Consumer Insights: MTV’s and Subway’s ‘Hunger Game’

Whether they’re healthy eaters or would like to improve their eating habits, the overwhelming majority of Millennials are food-conscious, according to a new joint survey from MTV and Subway Restraurant. The research on Millennial eating habits uncovered new insights into this generation’s perceptions on the connection between food and health. The study also revealed mealtime trends among Millennials, as well as findings on health versus hunger, generation gaps and food shaming.

Key Findings:
An overwhelming share of young people view their eating habits as needing room for improvement, with 80% admitting that while they sometimes eat healthy foods, they don’t go out of their way to avoid the bad ones.  

  • 9 in 10 respondents think “it’s important to be conscious of what they put in their body”
  • Nearly half of respondents (45%) favor the “I eat whenever I’m hungry” approach to eating while others take  alternate measures to regulate food intake:
  • 22% eat three meals with snacking
  • 14% eat little meals throughout the day
  • 7% count calories or utilize portion control
  • 3% eat three meals without snacking
  • Half of all respondents say that taste is the most critical factor when choosing a fast food restaurant, with value, cleanliness, variety and nutritional transparency rounding out the top five respectively.

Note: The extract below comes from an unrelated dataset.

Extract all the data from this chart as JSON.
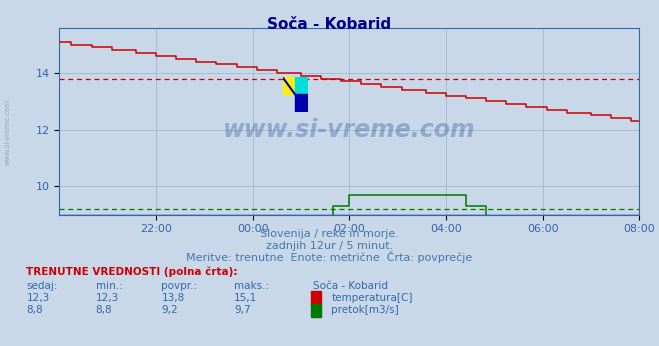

Food Shaming: Friends Don’t Let Friends Eat Unhealthy

  • One third of respondents say they have either been pressured by peers or have pressured others for not eating healthy.
  • Approximately 40% of people surveyed felt guilty after eating unhealthy food when dining out, while others (11%) eat healthy “so friends won’t criticize me.”
  • One third of Millennials noted that healthy eating has become a trend amongst friend circles.
  • 52 percent of Millennials polled cite their reasoning for eating healthy is “to look good.”

Generation Gap

  • Nearly two thirds of respondents (60%) agreed their personal views on healthy eating differed in comparison to their parents.
  • 41% reported that, when visiting their parents, there’s food the second they step in the house
  • 60% reported that their holiday dinner was a “smorgasbord,” including multiple entrées, side dishes and desserts with lots of leftovers

Most Important Meal of the Day: Millennials are more likely to skip breakfast in favor of dinner.

  • Millennials consider dinner to be the most important meal of the day (38%), followed by breakfast (29%).
  • 6 in 10 polled cited that life is so busy that they don’t follow a regular meal schedule.

Implications
Brands and marketers can better connect with Millennial consumers by leveraging this generation’s food-consciousness.

Methodology
This survey was fielded by MTV Insights in the United States via The Pulse, a proprietary MTV panel of nearly 3,000 Millennials ages 14 to 34 on behalf of the SUBWAY® brand from October 15-November 1, 2013. MTV Insights is part of the research division of MTV.